My experience today with a therapist that was actually helpful:
As I’ve been writing about here and there on this site, I’ve been in consistent, extreme pain for over two months. I’ve been trying to access pain management medication while awaiting various appointments and have been continually denied.
Talking to my therapist about my upcoming appointment with pain management, she had me explain to her what I have been saying to providers so she could get an idea of why they may be reacting the way they are.
She suggested telling them what I told her, and ADDING how the pain has been impacting my quality of life.
I’ve been assuming that explaining the nature, severity, and frequency of pain would/should be enough for providers to be able to see how it would be hard to concentrate, communicate, move, and basically exist.

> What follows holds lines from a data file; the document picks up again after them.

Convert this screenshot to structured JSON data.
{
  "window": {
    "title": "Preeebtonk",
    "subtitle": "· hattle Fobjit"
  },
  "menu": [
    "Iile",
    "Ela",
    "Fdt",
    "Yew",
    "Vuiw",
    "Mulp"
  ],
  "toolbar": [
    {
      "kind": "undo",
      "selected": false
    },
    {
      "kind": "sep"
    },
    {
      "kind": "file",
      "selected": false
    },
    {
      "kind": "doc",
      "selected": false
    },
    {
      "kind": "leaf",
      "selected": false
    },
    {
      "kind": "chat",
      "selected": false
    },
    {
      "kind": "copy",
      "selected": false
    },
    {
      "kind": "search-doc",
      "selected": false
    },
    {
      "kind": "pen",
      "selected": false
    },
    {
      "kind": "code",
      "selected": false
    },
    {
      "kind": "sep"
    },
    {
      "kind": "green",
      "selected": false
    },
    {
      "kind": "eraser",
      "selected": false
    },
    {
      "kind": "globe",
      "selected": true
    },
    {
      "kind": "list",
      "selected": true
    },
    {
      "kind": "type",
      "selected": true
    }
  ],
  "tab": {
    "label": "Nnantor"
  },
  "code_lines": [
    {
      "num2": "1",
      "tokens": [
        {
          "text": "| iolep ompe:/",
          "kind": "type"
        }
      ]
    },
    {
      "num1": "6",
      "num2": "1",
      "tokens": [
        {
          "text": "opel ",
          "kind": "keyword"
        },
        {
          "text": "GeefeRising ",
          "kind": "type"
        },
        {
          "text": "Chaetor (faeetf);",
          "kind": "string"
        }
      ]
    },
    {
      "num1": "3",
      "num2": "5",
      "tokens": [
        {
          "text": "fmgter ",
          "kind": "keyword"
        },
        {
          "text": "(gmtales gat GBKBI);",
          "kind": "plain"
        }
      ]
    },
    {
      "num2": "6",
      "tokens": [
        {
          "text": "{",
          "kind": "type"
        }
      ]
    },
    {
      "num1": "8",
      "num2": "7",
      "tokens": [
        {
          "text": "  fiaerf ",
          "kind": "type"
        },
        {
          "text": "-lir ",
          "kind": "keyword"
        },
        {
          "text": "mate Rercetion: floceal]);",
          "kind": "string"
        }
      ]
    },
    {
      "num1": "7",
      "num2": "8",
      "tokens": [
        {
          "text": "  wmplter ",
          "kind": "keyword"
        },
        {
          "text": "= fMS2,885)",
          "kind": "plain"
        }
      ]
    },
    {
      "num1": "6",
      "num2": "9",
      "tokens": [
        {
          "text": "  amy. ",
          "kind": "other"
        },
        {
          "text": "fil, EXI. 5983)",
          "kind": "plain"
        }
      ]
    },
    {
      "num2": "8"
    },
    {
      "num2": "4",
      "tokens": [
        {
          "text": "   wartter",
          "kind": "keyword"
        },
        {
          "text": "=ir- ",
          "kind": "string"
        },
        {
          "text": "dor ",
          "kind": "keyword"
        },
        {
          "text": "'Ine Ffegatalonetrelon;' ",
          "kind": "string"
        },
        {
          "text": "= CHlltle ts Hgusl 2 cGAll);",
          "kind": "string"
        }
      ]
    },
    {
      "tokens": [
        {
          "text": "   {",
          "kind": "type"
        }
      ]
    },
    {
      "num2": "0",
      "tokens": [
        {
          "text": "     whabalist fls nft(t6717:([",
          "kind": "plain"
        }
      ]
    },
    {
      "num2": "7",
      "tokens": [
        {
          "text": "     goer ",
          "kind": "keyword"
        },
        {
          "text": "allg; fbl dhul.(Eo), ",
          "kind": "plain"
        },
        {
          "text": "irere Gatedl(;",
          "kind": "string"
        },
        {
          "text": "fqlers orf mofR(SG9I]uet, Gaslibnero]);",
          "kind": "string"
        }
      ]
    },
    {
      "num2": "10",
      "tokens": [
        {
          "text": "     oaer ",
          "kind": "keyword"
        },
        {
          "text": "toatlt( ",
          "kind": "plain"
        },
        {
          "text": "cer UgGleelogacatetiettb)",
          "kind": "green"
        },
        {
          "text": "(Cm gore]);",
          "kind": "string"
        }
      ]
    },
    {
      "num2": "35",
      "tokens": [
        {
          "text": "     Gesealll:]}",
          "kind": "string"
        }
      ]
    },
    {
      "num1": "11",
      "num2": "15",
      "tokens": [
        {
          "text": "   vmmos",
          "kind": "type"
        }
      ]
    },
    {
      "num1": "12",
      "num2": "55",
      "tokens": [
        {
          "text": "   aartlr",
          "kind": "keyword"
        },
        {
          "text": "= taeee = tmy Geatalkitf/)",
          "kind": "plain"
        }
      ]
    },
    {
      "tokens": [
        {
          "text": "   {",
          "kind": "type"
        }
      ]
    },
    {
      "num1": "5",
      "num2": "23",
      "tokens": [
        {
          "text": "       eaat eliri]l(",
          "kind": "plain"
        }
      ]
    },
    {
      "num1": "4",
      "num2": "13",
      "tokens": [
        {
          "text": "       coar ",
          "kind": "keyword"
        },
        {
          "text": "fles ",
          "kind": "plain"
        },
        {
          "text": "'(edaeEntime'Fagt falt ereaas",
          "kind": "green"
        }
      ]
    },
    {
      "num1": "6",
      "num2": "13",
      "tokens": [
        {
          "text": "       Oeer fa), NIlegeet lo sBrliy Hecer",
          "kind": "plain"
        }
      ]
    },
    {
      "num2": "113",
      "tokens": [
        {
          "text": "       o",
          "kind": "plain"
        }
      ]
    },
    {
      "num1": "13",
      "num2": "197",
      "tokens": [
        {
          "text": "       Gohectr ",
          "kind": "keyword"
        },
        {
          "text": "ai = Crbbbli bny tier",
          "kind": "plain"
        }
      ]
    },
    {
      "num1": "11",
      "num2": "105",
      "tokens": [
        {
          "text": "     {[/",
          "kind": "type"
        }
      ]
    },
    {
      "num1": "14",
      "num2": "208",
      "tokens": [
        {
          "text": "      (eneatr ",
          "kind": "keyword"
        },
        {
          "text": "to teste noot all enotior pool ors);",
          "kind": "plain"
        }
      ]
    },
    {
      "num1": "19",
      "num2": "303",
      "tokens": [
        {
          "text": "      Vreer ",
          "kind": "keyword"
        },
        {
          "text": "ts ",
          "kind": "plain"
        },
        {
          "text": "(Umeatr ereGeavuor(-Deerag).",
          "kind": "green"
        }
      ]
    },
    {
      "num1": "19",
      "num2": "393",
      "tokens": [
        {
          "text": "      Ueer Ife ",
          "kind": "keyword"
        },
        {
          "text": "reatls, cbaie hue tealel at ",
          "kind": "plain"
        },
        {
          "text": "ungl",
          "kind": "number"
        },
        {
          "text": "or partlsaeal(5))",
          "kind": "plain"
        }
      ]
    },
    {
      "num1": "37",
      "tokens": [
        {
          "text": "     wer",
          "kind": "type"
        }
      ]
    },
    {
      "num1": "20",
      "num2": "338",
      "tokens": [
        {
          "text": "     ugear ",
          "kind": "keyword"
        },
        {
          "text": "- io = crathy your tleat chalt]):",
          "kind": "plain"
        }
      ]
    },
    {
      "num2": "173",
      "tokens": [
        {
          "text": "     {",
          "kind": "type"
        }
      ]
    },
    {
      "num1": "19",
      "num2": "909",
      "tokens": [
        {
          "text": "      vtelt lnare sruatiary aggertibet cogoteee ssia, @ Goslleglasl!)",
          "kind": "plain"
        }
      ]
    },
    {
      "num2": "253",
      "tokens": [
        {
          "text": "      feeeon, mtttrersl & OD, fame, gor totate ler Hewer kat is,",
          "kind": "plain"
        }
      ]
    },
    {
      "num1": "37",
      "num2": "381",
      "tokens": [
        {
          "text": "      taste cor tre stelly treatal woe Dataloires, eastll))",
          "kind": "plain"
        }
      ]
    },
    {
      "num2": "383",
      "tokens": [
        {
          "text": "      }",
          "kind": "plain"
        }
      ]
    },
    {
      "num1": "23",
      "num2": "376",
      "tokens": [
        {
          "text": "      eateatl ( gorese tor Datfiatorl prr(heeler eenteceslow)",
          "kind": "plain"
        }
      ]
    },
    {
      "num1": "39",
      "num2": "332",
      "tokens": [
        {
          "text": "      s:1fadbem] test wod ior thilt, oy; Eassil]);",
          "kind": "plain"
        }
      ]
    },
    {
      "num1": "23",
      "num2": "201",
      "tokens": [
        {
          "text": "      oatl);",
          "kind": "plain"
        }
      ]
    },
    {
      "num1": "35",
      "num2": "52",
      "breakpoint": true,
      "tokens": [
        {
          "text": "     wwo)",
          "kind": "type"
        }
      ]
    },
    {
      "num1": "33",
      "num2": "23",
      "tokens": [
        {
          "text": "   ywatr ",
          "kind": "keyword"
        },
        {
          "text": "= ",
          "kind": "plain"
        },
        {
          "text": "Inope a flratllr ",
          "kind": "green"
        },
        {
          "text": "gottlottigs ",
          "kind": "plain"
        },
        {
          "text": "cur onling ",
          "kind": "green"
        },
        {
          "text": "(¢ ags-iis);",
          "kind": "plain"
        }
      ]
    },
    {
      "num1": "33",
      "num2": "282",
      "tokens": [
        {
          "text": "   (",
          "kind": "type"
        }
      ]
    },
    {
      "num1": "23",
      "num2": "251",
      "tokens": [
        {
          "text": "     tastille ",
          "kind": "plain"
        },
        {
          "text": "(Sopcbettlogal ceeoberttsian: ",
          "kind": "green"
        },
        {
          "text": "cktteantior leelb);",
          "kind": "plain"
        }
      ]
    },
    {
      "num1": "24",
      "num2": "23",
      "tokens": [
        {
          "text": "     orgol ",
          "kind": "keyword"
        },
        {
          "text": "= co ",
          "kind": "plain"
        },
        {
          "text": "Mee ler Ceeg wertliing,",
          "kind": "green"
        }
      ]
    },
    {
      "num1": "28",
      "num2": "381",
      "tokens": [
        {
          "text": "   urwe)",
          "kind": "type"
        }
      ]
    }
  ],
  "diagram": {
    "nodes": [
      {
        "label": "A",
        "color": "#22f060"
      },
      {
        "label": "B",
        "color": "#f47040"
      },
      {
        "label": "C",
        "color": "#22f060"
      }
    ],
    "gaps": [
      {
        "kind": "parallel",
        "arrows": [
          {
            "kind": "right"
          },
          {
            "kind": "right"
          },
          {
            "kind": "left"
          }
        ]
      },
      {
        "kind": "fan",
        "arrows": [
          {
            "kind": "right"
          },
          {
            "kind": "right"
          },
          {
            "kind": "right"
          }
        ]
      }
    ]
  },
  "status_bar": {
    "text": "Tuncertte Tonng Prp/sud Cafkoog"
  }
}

But she said that giving them real examples of how the pain is preventing me from participating in life and the impacts on my functioning and mental health can give them more concrete reasoning for WHY I would benefit from medication. She said that proving I’m participating in the healing process by showing up for appointments, taking the medications that I have been prescribed to no avail, and actively advocating for things that I need to move things forward other than medication may help them to see that I’m not just trying to magically make the pain disappear, but instead trying to increase my quality of life in the meantime.
So I’m preparing a list of examples and I’m gonna be looking for ways I haven’t thought of yet that I’m being impacted to add them to the list between now and my appointment in a week.
Hopefully it will work, and if not, they’ll at least have a record of me saying what I’ve been experiencing. And that may help the other people who can’t prescribe but have been trying to help me have some more backing when advocating on my behalf.